Pruning a three-hour tragicomedy into two for film also calls for adjustments to the resultant footage. In simple words, care should be taken to equalize the ‘just-noticeable difference’ due to reduction in material. Maybe it was Weinstein’s decision to shave off scenes that in his opinion added little value to the overall film. However, the cuts prick.


Let’s consider a scene in the play towards the finish in which the distraught Barbara, Violet’s eldest daughter, attempts to kiss Sheriff Gilbeau but ultimately withdraws; this happens two weeks after her ex-husband Bill leaves the house with their daughter Jean. The film slings out this sequence entirely and moves on to the ‘catfish’ catfight between her, Violet and Ivy. A turning point for Barbs, the scene also justified a previous conversation involving Gilbeau between Barbara and Jean. Maybe when Roberts and Breslin were performing the scene, they held the impression Gilbeau would appear later into the film. Roberts adds a weight to her words that is balanced by Gilbeau’s appearance. But since he’s missing, Roberts’ tone should’ve been slightly different, something that didn’t mislead us to believe he’d come.


Certain deletions impact character dynamics as well. The film hardly showcases Violet interacting with her granddaughter Jean, while the play teases Jean’s voluptuous boobs with jocular remarks from Violet (as well as Mattie Fae, which has been retained). The “Hollywoodish” ending (a shift of focus from Violet to Barbara) may have worked had the film been Julia’s journey from the beginning.


The screenplay, also penned by Letts, hangs in mid-air motionless, like it’s stuck in the plains, in the sense that its confused about what it should take in to maintain the flow, what it could leave out to avoid appearing stagey and what it can add to make it more cinematic. Paul Thomas Anderson’s Magnolia, constructed in myriads of concurrent and converging storylines, threaded a satisfying storyline for each major character while tying it all to the major themes of the film. The only characters lucky enough to get a special treatment in August Osage County are Violet, Barbara, Mattie Fae and Charles, Ivy and Karen. The others, especially Barbara’s husband Bill, Karen’s fiancé Steve, Jean, Little Charles and Johnna, the native-American maid are slovenly handled. The issue of Native Americans driven out of their country by settlers could’ve been explored more deeply on film. But expect for scattered references and a simplistic symbolism on the wall, little effort has been taken to delve into that angle.
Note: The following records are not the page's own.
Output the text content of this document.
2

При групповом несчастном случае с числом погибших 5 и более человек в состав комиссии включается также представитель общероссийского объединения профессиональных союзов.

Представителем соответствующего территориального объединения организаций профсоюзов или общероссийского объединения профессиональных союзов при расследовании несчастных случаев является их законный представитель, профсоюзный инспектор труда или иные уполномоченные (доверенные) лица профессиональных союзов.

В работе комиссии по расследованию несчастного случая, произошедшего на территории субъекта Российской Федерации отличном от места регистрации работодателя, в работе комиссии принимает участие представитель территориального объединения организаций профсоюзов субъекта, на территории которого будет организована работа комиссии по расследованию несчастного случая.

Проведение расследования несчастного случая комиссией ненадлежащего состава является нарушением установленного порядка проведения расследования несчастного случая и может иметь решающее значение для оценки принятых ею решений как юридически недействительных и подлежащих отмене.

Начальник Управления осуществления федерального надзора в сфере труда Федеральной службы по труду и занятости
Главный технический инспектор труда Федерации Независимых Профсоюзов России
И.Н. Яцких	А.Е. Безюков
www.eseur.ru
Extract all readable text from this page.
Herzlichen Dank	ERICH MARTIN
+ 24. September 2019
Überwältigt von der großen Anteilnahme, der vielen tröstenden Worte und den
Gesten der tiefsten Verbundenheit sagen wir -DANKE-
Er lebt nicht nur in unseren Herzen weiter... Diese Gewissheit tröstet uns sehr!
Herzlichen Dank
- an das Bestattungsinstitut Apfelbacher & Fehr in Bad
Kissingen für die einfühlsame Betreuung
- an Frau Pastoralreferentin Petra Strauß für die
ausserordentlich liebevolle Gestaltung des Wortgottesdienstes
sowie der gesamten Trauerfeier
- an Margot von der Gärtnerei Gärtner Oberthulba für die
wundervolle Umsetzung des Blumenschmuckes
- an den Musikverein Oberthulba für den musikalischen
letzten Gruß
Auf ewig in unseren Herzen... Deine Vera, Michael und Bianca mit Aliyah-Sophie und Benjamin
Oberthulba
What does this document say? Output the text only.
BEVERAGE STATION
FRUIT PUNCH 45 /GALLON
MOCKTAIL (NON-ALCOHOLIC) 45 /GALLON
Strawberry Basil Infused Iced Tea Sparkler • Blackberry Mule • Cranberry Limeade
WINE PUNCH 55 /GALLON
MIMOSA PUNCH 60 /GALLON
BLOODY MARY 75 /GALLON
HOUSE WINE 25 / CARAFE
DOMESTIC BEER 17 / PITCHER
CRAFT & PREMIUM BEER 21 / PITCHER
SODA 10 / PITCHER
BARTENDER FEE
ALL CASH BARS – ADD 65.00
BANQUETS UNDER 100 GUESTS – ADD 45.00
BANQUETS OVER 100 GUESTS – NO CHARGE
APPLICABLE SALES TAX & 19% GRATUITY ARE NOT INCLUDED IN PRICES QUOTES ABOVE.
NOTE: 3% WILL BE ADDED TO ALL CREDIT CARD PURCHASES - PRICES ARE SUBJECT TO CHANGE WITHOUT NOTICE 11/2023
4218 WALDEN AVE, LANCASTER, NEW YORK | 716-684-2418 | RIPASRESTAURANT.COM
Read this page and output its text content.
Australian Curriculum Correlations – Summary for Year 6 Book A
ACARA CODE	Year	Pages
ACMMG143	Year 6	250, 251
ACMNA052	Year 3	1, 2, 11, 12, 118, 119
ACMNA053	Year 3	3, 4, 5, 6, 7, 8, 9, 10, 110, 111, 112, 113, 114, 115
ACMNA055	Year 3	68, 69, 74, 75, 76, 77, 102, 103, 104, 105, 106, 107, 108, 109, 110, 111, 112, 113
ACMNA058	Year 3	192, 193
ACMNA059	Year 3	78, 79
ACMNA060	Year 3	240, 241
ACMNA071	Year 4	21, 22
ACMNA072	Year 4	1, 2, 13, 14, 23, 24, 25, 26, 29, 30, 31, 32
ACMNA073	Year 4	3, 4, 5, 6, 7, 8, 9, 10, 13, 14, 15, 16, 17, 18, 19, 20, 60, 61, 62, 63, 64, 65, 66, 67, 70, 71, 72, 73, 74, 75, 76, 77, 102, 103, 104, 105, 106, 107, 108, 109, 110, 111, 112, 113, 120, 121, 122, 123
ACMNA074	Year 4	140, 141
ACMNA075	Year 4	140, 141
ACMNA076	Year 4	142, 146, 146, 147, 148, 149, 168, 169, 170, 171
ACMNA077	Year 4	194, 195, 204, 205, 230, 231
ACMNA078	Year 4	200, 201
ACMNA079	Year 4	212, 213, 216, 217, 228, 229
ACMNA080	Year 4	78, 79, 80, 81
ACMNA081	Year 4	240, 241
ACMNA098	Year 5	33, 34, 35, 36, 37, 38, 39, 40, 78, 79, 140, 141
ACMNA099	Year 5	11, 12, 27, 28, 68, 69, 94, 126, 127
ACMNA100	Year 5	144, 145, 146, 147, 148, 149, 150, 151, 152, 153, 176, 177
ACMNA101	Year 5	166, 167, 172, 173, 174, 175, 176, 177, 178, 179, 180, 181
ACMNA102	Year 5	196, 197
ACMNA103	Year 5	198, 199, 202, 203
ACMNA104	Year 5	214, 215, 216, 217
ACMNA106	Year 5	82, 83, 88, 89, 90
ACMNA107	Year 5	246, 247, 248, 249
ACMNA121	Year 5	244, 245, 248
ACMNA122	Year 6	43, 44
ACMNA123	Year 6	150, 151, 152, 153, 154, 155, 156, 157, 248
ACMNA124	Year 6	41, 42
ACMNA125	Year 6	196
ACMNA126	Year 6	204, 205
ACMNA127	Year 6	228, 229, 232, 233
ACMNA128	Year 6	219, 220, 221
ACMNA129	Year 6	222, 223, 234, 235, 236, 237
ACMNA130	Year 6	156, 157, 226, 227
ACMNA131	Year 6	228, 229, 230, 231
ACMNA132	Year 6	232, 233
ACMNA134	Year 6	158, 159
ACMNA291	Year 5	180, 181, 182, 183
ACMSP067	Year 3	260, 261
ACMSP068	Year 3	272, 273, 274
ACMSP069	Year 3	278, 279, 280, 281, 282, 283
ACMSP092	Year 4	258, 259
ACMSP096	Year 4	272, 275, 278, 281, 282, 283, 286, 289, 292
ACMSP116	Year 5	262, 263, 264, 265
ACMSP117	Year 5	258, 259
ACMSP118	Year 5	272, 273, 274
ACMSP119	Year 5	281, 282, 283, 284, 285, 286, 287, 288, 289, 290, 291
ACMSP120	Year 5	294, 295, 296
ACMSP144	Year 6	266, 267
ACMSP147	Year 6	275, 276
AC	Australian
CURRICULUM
august-osage-county-elizabeth-taylor-2013-movie-scene-1024x576The biggest irritant is the camera sitting through wordy, rehearsed monologues adapted too faithfully to sparkle on film. When Meryl browbeats Ivy for not wearing make-up, the camera cuts back and forth between the two, selecting the same position every time. The rehearsed nature, devoid of the improvised spontaneity visible in Altman films, adds to the laggardness. The actors are a touch too sombre to possess a vibrant volatility demanded during the dinner sequence. The screenplay wants the best of both stage and cinema and succeeds in neither.